It’s an unfortunate ending for California patients – a utilization management bill successfully passed the state Assembly and Senate, just to be vetoed by Governor Gavin Newsom.
Sponsored by California Assembly member Dr. Joaquin Arambula, the bill would have required insurance companies to ensure that certain coverage denials are first reviewed by a relevant medical professional.
Wow, file that under “Things You Probably Thought Were Already Happening.”
The issue of the hour is utilization management – a fancy term describing how insurers evaluate the efficient use of healthcare procedures. In other words, insurance companies aren’t in the business of paying for just any treatment or service – they’re incentivized to approve the bare minimum of care, even if it’s insufficient for the patient’s needs.

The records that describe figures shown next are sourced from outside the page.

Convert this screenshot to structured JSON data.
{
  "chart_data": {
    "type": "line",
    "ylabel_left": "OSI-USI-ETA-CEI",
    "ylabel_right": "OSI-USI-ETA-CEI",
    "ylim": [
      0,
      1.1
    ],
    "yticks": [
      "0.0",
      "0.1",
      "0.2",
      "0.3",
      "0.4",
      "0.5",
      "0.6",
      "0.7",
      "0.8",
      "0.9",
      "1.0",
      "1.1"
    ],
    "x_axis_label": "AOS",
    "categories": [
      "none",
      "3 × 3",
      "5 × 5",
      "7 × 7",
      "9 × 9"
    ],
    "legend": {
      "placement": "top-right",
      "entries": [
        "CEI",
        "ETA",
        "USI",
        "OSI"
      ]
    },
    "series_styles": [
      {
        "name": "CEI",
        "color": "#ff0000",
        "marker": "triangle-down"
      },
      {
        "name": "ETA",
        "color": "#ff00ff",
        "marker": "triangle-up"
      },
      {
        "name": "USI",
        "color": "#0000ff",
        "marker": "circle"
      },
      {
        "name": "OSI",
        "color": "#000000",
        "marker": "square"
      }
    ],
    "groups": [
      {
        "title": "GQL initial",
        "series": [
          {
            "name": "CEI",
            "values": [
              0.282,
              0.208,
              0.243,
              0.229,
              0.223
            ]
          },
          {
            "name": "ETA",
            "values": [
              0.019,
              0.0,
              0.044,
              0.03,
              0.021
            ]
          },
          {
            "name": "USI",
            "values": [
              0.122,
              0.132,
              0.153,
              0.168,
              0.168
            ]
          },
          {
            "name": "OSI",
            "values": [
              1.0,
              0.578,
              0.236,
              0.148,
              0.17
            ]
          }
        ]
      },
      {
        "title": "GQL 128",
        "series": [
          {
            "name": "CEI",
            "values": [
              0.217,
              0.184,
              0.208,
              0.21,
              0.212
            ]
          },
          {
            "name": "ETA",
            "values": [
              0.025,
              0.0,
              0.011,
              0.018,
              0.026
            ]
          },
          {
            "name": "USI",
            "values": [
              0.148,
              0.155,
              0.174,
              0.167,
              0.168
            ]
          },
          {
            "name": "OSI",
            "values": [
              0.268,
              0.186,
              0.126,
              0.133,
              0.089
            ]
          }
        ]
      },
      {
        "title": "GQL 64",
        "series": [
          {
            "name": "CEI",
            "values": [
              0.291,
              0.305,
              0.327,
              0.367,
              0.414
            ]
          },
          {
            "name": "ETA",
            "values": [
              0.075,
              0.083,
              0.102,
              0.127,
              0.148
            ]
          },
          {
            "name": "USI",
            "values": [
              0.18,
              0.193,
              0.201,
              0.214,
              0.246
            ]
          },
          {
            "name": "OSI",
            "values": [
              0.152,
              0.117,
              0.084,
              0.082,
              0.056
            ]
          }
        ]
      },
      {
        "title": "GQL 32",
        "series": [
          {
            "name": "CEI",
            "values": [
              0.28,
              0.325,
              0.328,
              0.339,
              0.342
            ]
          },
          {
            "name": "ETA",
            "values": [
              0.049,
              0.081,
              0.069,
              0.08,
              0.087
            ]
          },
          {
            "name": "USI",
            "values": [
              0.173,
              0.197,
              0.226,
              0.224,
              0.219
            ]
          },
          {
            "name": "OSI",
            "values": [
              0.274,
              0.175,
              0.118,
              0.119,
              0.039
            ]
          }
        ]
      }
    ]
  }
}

Prior authorization is one method of utilization management, in which physicians have to secure approval by the insurance company before providing care. Another is step therapy, where insurers require patients to try lower cost versions of treatment before ‘stepping up’ to drugs that cost more. While fine in theory, this practice forces physicians and patients to follow a treatment plan essentially determined by an insurance company, regardless of the unique needs of the patient prescribed by doctors.
But here’s the thing – Arambula’s bill didn’t even attempt to tackle utilization management. All it did was require that if a patient filed to bypass step therapy, for example, and the insurance company denies the bypass, that the appeal must be reviewed by a medical professional with experience in the condition at hand.
That’s it. All it would do is give patients a little bit of their power back – a little bit more autonomy to work with a physician to determine which medications and procedures are going to be most effective for their care.
Because over and over again, we’ve seen insurers delay patient care under the guise of utilization management, and it’s ended in tragedy.